Utilising Pulumi to create a EKS insfra structure in a minute and deploy a scraping project that uses distributed message queue.
Library/Technology | Purpose |
---|---|
Pulumi | Infrastructure as code tool for defining, deploying, and managing cloud infrastructure using familiar programming languages. |
pulumi-awsx | Higher-level abstraction for working with AWS infrastructure resources in Pulumi, simplifying the process of defining and managing AWS resources. |
pulumi-eks | Abstractions for working with Amazon EKS clusters in Pulumi, simplifying the deployment and management of Kubernetes clusters on AWS. |
Celery | Managing concurrent requests efficiently for web scraping. |
Docker | Containerization of the Scrapy project for portability and ease of deployment. |
Kubernetes | Orchestration platform for deploying and managing containerized applications. |
psycopg2-binary | Optional: PostgreSQL adapter for interacting with PostgreSQL databases if storing scraped data. |
python-dotenv | Loading environment variables for managing configuration settings securely. |
Scrapy | Web scraping framework for extracting data from IMDb's Top 50 movies list. |
SQLAlchemy | Optional: ORM library for interacting with relational databases if storing scraped data. |
AWS EKS | Kubernetes service on AWS for deploying the Dockerized Scrapy scraper with scalability and reliability. |
AWS Secrets Manager | Securely handling sensitive configurations like API keys or database credentials. |
Github Actions | Manage CI CD and automatic deployment on main branch |
1.1 pulumi setup
cd resources/iaac
if venv is not yet generated
python -m venv venv
Active venv
source venv/bin/activate
pip install -r requirements.txt
1.2 Setup aws
Get you secret acesss key from AWS IAM. then setup you creds into cli.
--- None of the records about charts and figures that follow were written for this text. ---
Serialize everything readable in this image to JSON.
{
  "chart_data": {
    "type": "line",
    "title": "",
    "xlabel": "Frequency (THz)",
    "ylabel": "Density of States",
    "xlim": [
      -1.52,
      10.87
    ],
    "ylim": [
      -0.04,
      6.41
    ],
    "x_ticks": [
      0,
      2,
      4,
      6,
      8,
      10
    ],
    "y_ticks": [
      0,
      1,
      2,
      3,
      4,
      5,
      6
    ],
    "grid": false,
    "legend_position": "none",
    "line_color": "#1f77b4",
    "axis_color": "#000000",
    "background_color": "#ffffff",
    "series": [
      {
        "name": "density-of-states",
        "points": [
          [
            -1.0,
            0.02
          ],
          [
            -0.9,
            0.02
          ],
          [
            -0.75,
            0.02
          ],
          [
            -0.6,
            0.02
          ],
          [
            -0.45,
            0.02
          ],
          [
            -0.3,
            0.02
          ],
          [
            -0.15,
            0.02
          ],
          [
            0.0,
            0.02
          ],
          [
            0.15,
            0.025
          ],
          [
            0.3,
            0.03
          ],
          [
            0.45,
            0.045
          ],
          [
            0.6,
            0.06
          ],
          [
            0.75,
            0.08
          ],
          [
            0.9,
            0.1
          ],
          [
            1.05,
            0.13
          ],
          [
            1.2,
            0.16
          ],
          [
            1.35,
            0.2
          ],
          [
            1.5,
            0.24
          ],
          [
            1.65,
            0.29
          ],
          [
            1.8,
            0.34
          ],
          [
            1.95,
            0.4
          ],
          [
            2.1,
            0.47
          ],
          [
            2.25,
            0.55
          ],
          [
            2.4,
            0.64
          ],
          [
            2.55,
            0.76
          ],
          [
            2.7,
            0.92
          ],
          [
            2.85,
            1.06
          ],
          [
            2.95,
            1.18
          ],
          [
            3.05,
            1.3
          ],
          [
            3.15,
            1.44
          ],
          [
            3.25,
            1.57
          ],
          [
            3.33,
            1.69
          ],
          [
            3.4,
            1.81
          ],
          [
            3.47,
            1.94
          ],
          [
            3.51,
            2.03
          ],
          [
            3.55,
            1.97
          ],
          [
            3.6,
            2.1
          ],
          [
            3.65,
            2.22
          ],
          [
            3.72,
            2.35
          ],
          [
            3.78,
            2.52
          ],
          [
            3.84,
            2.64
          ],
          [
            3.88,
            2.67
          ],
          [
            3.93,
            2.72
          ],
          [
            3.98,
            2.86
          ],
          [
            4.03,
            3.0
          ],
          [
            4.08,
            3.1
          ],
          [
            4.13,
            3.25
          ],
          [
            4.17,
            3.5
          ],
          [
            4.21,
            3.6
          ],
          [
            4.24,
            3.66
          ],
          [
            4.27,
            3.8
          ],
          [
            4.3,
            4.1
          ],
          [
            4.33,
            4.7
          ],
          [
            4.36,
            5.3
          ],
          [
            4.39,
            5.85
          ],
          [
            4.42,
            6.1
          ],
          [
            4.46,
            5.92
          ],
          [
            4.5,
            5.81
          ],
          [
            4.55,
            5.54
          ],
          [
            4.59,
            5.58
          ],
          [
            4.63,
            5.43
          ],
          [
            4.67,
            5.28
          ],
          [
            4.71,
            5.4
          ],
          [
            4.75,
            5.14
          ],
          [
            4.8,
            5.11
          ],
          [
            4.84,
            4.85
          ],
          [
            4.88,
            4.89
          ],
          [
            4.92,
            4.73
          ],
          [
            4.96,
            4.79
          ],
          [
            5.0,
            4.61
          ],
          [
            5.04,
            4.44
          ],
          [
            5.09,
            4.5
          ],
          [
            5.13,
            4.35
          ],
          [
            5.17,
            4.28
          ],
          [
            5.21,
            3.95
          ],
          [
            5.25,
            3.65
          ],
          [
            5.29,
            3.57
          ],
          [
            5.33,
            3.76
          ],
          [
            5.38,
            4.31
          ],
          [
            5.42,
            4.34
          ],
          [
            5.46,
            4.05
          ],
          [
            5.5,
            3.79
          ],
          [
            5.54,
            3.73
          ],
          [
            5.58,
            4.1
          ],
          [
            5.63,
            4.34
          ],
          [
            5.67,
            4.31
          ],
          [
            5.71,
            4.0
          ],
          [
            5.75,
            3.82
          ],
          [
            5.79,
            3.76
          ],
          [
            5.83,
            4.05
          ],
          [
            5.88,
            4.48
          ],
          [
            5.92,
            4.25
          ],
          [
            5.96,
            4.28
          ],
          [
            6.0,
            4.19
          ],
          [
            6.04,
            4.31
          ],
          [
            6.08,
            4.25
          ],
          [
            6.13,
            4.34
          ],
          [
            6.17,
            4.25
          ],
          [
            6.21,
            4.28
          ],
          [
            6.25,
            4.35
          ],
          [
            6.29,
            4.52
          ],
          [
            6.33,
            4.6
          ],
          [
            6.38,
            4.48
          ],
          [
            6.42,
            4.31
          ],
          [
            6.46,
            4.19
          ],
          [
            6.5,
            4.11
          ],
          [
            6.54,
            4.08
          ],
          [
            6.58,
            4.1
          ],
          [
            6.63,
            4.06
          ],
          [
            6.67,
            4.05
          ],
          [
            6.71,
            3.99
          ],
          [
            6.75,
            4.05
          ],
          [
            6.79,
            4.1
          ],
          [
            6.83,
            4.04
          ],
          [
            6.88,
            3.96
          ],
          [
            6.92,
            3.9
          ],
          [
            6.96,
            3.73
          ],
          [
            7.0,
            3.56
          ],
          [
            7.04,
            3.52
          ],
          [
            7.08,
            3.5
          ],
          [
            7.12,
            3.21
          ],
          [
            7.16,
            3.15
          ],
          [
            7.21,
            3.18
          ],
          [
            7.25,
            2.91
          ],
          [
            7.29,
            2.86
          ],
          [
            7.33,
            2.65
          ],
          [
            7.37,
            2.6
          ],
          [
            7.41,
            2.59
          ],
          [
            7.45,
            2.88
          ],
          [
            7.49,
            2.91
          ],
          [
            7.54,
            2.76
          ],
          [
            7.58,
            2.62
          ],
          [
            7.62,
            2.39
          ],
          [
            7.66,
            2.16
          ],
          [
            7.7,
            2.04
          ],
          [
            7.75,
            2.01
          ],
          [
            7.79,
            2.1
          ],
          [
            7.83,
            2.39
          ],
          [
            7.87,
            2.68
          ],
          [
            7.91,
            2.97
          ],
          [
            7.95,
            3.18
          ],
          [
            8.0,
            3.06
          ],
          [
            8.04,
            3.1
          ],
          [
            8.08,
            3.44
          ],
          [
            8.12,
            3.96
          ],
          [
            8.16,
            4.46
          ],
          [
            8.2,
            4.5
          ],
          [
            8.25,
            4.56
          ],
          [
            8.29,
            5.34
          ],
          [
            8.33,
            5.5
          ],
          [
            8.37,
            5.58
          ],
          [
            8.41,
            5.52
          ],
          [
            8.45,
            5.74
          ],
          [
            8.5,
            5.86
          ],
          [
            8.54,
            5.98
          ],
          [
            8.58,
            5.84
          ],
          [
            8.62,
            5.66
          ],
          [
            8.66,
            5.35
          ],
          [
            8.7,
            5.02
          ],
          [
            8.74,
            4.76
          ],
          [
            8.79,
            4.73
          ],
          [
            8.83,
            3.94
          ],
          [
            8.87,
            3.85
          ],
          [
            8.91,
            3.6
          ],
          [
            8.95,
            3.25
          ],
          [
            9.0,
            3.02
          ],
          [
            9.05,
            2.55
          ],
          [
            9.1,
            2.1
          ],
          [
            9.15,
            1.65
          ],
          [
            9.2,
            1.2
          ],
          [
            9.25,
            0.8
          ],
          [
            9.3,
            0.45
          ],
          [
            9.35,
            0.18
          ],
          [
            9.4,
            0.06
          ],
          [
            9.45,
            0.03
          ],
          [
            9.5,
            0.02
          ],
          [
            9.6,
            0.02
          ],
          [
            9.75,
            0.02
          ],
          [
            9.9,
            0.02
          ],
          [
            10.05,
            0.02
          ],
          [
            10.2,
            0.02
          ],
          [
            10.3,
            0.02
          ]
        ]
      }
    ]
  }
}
CLI setup instruction.
aws configure
**1.3 Spin up pulumi*
pulumi up
1.4 Spin down
pulumi down
Pre requsite: Postgres, redis.
Setup
cd /scaper
python -m venv venv
source venv/bin/active
2.1 Scraper Project
Crawls through imdb top 250 website visit each pages and sends datas to queue.
scrapy crawl imdb
2.2 Worker Project
Recieved datas from the scraper and upset them into database.
celery -A scraper worker --loglevel=info